A multi-step procedure was employed for SNP detection and quality control. Initially, quality control was performed using fastq_quality_trimmer (http://hannonlab.cshl.edu/fastx_toolkit/index.html) with a minimum Phred quality score of 26 and a minimum length of 80 bp for trimming. High-quality paired-end reads were subsequently mapped to the P. persica reference genome (v1.1.a1) (https://www.rosaceae.org/species/prunus_persica/genome_v1.0) using BWA (v0.7.12)⁷⁵ with the parameters: “mem -t 4 -k 32 –M”. PCR and optical duplicates were removed using SAMtools (v0.1.18)⁷⁶.

SNPs were identified from the base quality recalibrated Binary Alignment and Map format (BAM) files using SAMtools with the default parameters. Since the SNP array was developed based on the Lovell (v1.0) reference genome²⁹, the liftover program (http://genomewiki.ucsc.edu/index.php/Same_species_lift_over_construction) was used to re-coordinate the genotyped SNPs from Lovell (v1.0 to v2.0)³⁰.

SNP selection for the intermediate 620 K SNP array

To obtain a list of high-quality variants, SNPs were filtered using the following criteria: (i) missing rate ≤0.4, (ii) sequencing depth ≥2.0, (iii) genotype quality ≥10, and (iv) allele quality ≥50. Among the resulting SNPs, those SNPs present in at least two peach accessions were retained. SNPs with potential sequence repetition issues during probe design were excluded.

For the remaining SNPs, the Affymetrix Axiom myDesign GW bioinformatics pipeline was used to calculate the p-convert values for each designed probe. These probes were categorized as “recommended”, “neutral”, “not recommended”, or “not possible”. SNP conversion performance was evaluated by considering both the forward and reverse strand directions of the probes provided by the Affymetrix® pipeline. Sequence specificity, binding energies, expected non-specific binding rate, and hybridization to multiple genomic regions were analyzed to generate a p-convert value (ranging from 0 to 1), describing the predicted probability of SNP conversion for each probe. The probe set of SNPs categorized as “recommended” and “neutral” was selected for constructing the intermediate 620 K SNP array.

Final SNP selection for construction of the PeachSNP170K array

Approximately 200 ng of genomic DNA from each accession was used for hybridization to the SNP array following Affymetrix guidelines.

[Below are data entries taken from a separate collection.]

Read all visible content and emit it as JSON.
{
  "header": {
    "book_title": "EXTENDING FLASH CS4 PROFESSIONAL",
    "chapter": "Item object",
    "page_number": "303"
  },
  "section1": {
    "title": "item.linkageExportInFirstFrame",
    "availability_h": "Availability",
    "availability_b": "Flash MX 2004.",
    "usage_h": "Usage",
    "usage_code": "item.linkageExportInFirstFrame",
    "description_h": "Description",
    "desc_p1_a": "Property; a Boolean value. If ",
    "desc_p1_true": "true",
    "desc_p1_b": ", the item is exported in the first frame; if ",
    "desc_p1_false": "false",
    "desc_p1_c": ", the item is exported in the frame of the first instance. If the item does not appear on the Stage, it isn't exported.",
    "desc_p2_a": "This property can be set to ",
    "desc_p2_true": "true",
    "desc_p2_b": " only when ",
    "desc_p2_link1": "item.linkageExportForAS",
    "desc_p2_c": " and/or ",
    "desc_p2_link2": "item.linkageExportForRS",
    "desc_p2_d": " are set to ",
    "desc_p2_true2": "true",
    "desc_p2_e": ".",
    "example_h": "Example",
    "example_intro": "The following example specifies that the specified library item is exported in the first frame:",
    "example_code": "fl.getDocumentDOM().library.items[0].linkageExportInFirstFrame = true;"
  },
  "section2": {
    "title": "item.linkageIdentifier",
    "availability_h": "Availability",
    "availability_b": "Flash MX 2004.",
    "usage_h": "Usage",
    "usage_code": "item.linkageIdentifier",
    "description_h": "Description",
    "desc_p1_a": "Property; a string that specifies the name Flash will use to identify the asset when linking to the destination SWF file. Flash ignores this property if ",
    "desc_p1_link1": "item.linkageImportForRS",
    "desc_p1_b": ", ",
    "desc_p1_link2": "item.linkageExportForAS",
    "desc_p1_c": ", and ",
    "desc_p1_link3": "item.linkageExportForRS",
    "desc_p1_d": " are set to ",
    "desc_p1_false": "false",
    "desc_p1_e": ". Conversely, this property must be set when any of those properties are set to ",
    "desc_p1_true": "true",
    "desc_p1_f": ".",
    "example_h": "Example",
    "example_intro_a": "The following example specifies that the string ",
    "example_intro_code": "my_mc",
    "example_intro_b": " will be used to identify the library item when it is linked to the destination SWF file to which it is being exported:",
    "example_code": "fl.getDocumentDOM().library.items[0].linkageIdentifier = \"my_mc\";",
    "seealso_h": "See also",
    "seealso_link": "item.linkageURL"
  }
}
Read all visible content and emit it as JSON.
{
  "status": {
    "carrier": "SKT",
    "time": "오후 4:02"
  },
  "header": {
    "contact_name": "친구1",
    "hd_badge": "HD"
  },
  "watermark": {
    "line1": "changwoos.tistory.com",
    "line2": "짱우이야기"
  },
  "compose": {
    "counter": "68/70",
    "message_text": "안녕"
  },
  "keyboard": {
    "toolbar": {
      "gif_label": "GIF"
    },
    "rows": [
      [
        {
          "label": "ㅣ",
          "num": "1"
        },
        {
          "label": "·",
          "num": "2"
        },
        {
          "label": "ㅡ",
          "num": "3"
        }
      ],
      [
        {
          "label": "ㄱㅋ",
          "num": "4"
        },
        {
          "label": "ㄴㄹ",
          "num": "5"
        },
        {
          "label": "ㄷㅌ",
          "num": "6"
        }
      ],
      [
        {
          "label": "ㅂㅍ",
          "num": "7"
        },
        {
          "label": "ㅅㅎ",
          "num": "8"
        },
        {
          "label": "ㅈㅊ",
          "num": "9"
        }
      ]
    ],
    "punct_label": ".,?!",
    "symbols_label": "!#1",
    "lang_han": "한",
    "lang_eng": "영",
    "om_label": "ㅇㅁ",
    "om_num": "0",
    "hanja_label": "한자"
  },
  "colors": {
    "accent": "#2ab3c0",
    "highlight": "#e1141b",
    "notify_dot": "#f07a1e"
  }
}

Hybridization intensity data were obtained using Affymetrix Genotyping Console software (v.4.2) for genotype calling. Samples were excluded if the Dish quality control value was <0.82 or the call rate was <97.5%.

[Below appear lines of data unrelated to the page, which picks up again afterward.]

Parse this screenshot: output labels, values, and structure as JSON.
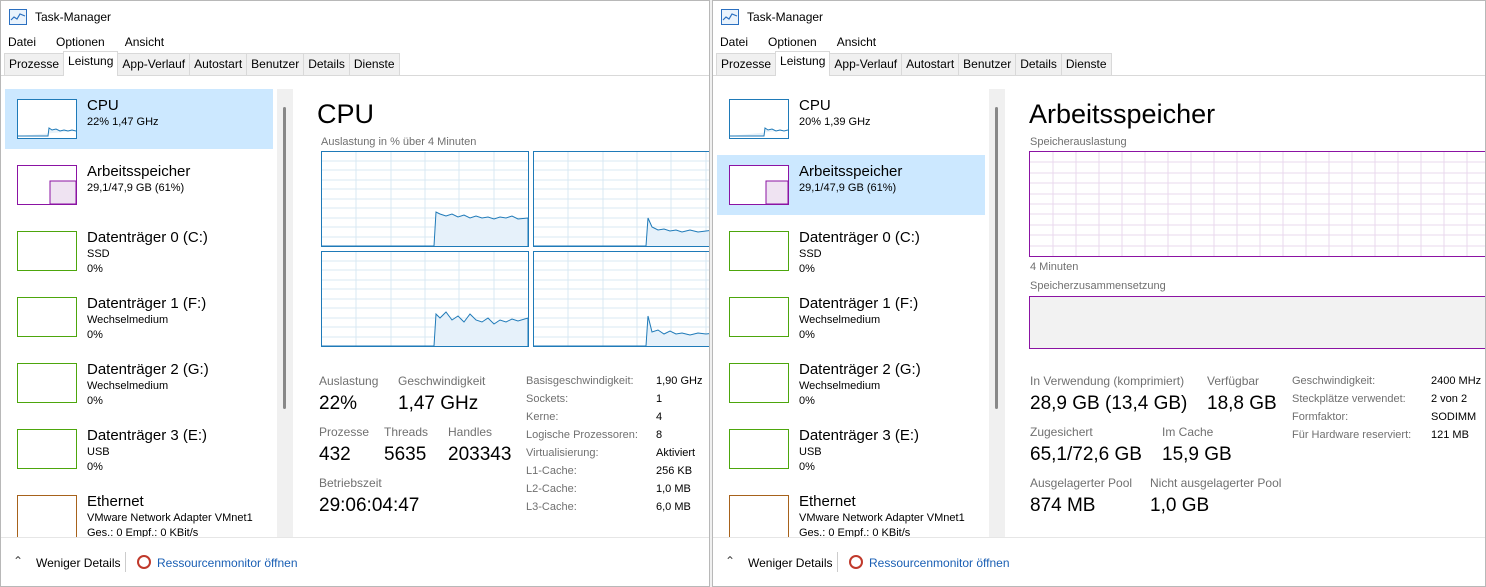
{
  "colors": {
    "cpu": "#1f7ab8",
    "memory": "#8b13a3",
    "disk": "#4da60c",
    "ethernet": "#a7621b",
    "selected": "#cce8ff"
  },
  "left": {
    "title": "Task-Manager",
    "menu": [
      "Datei",
      "Optionen",
      "Ansicht"
    ],
    "tabs": [
      "Prozesse",
      "Leistung",
      "App-Verlauf",
      "Autostart",
      "Benutzer",
      "Details",
      "Dienste"
    ],
    "sidebar": [
      {
        "name": "CPU",
        "line1": "22%  1,47 GHz",
        "line2": ""
      },
      {
        "name": "Arbeitsspeicher",
        "line1": "29,1/47,9 GB (61%)",
        "line2": ""
      },
      {
        "name": "Datenträger 0 (C:)",
        "line1": "SSD",
        "line2": "0%"
      },
      {
        "name": "Datenträger 1 (F:)",
        "line1": "Wechselmedium",
        "line2": "0%"
      },
      {
        "name": "Datenträger 2 (G:)",
        "line1": "Wechselmedium",
        "line2": "0%"
      },
      {
        "name": "Datenträger 3 (E:)",
        "line1": "USB",
        "line2": "0%"
      },
      {
        "name": "Ethernet",
        "line1": "VMware Network Adapter VMnet1",
        "line2": "Ges.: 0 Empf.: 0 KBit/s"
      }
    ],
    "main": {
      "title": "CPU",
      "graph_label": "Auslastung in % über 4 Minuten",
      "stats": {
        "auslastung_label": "Auslastung",
        "auslastung": "22%",
        "geschw_label": "Geschwindigkeit",
        "geschw": "1,47 GHz",
        "prozesse_label": "Prozesse",
        "prozesse": "432",
        "threads_label": "Threads",
        "threads": "5635",
        "handles_label": "Handles",
        "handles": "203343",
        "betrieb_label": "Betriebszeit",
        "betrieb": "29:06:04:47"
      },
      "details": [
        {
          "k": "Basisgeschwindigkeit:",
          "v": "1,90 GHz"
        },
        {
          "k": "Sockets:",
          "v": "1"
        },
        {
          "k": "Kerne:",
          "v": "4"
        },
        {
          "k": "Logische Prozessoren:",
          "v": "8"
        },
        {
          "k": "Virtualisierung:",
          "v": "Aktiviert"
        },
        {
          "k": "L1-Cache:",
          "v": "256 KB"
        },
        {
          "k": "L2-Cache:",
          "v": "1,0 MB"
        },
        {
          "k": "L3-Cache:",
          "v": "6,0 MB"
        }
      ]
    },
    "footer": {
      "less": "Weniger Details",
      "monitor": "Ressourcenmonitor öffnen"
    }
  },
  "right": {
    "title": "Task-Manager",
    "menu": [
      "Datei",
      "Optionen",
      "Ansicht"
    ],
    "tabs": [
      "Prozesse",
      "Leistung",
      "App-Verlauf",
      "Autostart",
      "Benutzer",
      "Details",
      "Dienste"
    ],
    "sidebar": [
      {
        "name": "CPU",
        "line1": "20%  1,39 GHz",
        "line2": ""
      },
      {
        "name": "Arbeitsspeicher",
        "line1": "29,1/47,9 GB (61%)",
        "line2": ""
      },
      {
        "name": "Datenträger 0 (C:)",
        "line1": "SSD",
        "line2": "0%"
      },
      {
        "name": "Datenträger 1 (F:)",
        "line1": "Wechselmedium",
        "line2": "0%"
      },
      {
        "name": "Datenträger 2 (G:)",
        "line1": "Wechselmedium",
        "line2": "0%"
      },
      {
        "name": "Datenträger 3 (E:)",
        "line1": "USB",
        "line2": "0%"
      },
      {
        "name": "Ethernet",
        "line1": "VMware Network Adapter VMnet1",
        "line2": "Ges.: 0 Empf.: 0 KBit/s"
      }
    ],
    "main": {
      "title": "Arbeitsspeicher",
      "usage_label": "Speicherauslastung",
      "time_label": "4 Minuten",
      "comp_label": "Speicherzusammensetzung",
      "stats": {
        "inuse_label": "In Verwendung (komprimiert)",
        "inuse": "28,9 GB (13,4 GB)",
        "avail_label": "Verfügbar",
        "avail": "18,8 GB",
        "commit_label": "Zugesichert",
        "commit": "65,1/72,6 GB",
        "cache_label": "Im Cache",
        "cache": "15,9 GB",
        "paged_label": "Ausgelagerter Pool",
        "paged": "874 MB",
        "nonpaged_label": "Nicht ausgelagerter Pool",
        "nonpaged": "1,0 GB"
      },
      "details": [
        {
          "k": "Geschwindigkeit:",
          "v": "2400 MHz"
        },
        {
          "k": "Steckplätze verwendet:",
          "v": "2 von 2"
        },
        {
          "k": "Formfaktor:",
          "v": "SODIMM"
        },
        {
          "k": "Für Hardware reserviert:",
          "v": "121 MB"
        }
      ]
    },
    "footer": {
      "less": "Weniger Details",
      "monitor": "Ressourcenmonitor öffnen"
    }
  }
}
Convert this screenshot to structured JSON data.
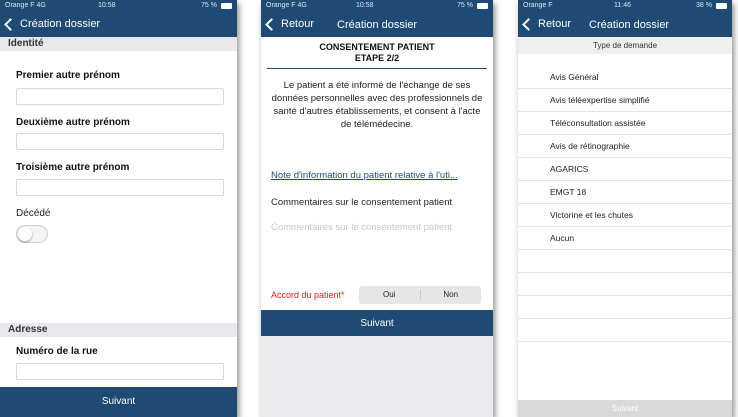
{
  "colors": {
    "nav_bg": "#1e4a73",
    "accent_red": "#e02020",
    "link": "#1e4a73"
  },
  "phone1": {
    "status": {
      "carrier": "Orange F 4G",
      "time": "10:58",
      "battery": "75 %"
    },
    "nav": {
      "title": "Création dossier"
    },
    "section_identite": "Identité",
    "premier_label": "Premier autre prénom",
    "deuxieme_label": "Deuxième autre prénom",
    "troisieme_label": "Troisième autre prénom",
    "decede_label": "Décédé",
    "section_adresse": "Adresse",
    "rue_label": "Numéro de la rue",
    "submit_label": "Suivant"
  },
  "phone2": {
    "status": {
      "carrier": "Orange F 4G",
      "time": "10:58",
      "battery": "75 %"
    },
    "nav": {
      "back_label": "Retour",
      "title": "Création dossier"
    },
    "heading_line1": "CONSENTEMENT PATIENT",
    "heading_line2": "ETAPE 2/2",
    "consent_text": "Le patient a été informé de l'échange de ses données personnelles avec des professionnels de santé d'autres établissements, et consent à l'acte de télémédecine.",
    "info_link": "Note d'information du patient relative à l'uti...",
    "comments_label": "Commentaires sur le consentement patient",
    "comments_placeholder": "Commentaires sur le consentement patient",
    "accord_label": "Accord du patient*",
    "oui_label": "Oui",
    "non_label": "Non",
    "submit_label": "Suivant"
  },
  "phone3": {
    "status": {
      "carrier": "Orange F",
      "time": "11:46",
      "battery": "38 %"
    },
    "nav": {
      "back_label": "Retour",
      "title": "Création dossier"
    },
    "list_header": "Type de demande",
    "items": [
      "Avis Général",
      "Avis téléexpertise simplifié",
      "Téléconsultation assistée",
      "Avis de rétinographie",
      "AGARICS",
      "EMGT 18",
      "Victorine et les chutes",
      "Aucun"
    ],
    "submit_label": "Suivant"
  }
}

Affymetrix Gene Chip Command Console Software (AGCC) was used to determine the conversion efficiency of each SNP probe in the array for genotype calling. Hybridization intensity data, clustering, and genotype calling were conducted using Affymetrix Power Tools (v1.15.0) and the R package SNPolisher (v1.5.2)⁷⁷. All SNP variants were classified into six categories: “PolyHighResolution”, “MonoHighResolution”, “NoMinorHom”, “Off-Target Variant”, “CallRateBelowThreshold”, and “Other”. SNPs categorized as “PolyHighResolution” and “NoMinorHom” were selected, filtered (SNP call rate >97.5%), and integrated with SNPs from the IPSC peach 9 K SNP array¹³ to form the final SNP set. This set and its flanking sequences were used to produce the PeachSNP170K array.

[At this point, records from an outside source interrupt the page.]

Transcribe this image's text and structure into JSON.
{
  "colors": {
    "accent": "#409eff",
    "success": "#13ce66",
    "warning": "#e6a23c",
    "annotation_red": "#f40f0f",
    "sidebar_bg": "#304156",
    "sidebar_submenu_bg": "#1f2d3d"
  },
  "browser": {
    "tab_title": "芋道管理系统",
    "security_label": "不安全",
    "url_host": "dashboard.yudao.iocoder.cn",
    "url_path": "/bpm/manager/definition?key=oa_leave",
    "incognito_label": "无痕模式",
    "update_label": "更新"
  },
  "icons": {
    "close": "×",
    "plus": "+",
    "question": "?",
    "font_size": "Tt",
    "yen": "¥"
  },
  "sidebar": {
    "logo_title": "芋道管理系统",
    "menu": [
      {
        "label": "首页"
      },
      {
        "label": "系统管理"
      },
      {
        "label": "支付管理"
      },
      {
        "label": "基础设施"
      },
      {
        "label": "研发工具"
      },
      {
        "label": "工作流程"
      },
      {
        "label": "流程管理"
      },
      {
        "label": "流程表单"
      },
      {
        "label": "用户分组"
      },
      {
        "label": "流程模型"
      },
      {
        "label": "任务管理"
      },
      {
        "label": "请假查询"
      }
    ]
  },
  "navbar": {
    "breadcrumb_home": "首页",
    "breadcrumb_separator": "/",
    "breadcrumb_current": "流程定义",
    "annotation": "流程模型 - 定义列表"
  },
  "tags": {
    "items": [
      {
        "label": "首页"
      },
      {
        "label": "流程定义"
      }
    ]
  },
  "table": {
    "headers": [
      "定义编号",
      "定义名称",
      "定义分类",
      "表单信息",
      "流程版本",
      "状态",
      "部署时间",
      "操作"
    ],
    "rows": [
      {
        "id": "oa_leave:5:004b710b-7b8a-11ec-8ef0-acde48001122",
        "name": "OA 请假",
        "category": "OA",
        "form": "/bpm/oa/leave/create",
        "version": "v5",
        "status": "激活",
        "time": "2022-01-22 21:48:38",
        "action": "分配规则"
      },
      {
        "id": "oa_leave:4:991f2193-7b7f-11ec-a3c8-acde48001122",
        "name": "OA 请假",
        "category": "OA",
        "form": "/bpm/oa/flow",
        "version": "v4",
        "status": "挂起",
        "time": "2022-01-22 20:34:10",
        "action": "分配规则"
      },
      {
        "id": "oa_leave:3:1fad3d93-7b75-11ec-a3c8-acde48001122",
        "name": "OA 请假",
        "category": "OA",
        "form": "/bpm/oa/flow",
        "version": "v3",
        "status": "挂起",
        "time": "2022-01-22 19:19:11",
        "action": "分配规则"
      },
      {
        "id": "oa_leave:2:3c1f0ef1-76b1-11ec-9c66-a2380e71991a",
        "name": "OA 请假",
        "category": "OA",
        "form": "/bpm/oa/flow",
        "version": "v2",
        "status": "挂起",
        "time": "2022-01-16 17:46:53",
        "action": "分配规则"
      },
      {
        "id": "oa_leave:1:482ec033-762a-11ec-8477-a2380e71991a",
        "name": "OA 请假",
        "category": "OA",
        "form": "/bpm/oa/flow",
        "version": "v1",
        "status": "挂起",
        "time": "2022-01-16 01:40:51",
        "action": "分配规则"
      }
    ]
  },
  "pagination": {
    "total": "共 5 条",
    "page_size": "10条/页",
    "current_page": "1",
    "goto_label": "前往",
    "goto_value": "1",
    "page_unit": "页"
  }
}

The distribution of SNPs on the PeachSNP170K array and the IPSC peach 9 K SNP array were visualized using Circos⁷⁸. The coordinates of each SNP on the 170 K SNP array among different genomes (Lovell v1.0, Lovell v2.0, and LHSM) were determined by aligning with 100 bp flanking sequence of the SNP to the respective genomes using BlastN. Functional annotation of SNPs was conducted using ANNOVAR (v2013-06-21)⁷⁹, with the Lovell (v2.0) genome serving as the reference.

Kinship and IBD analysis

Pedigree-based kinship coefficients were calculated using the R package ‘kinship2’⁸⁰. The kinship coefficient between the “mutation” and its corresponding cultivar was determined to be 0.97. SNP-based kinship coefficients were calculated for all pairwise comparisons among the 489 peach accessions using GEMMA (v0.98.1-0)⁸¹ with default parameters. A coefficient threshold of 0.45 was applied for kinship clustering. The network image was generated using Cytoscape (v3.6.0)⁸². The Pearson correlation coefficient was calculated to assess the relationship between the SNP-based kinship matrix and the pedigree-based kinship matrices.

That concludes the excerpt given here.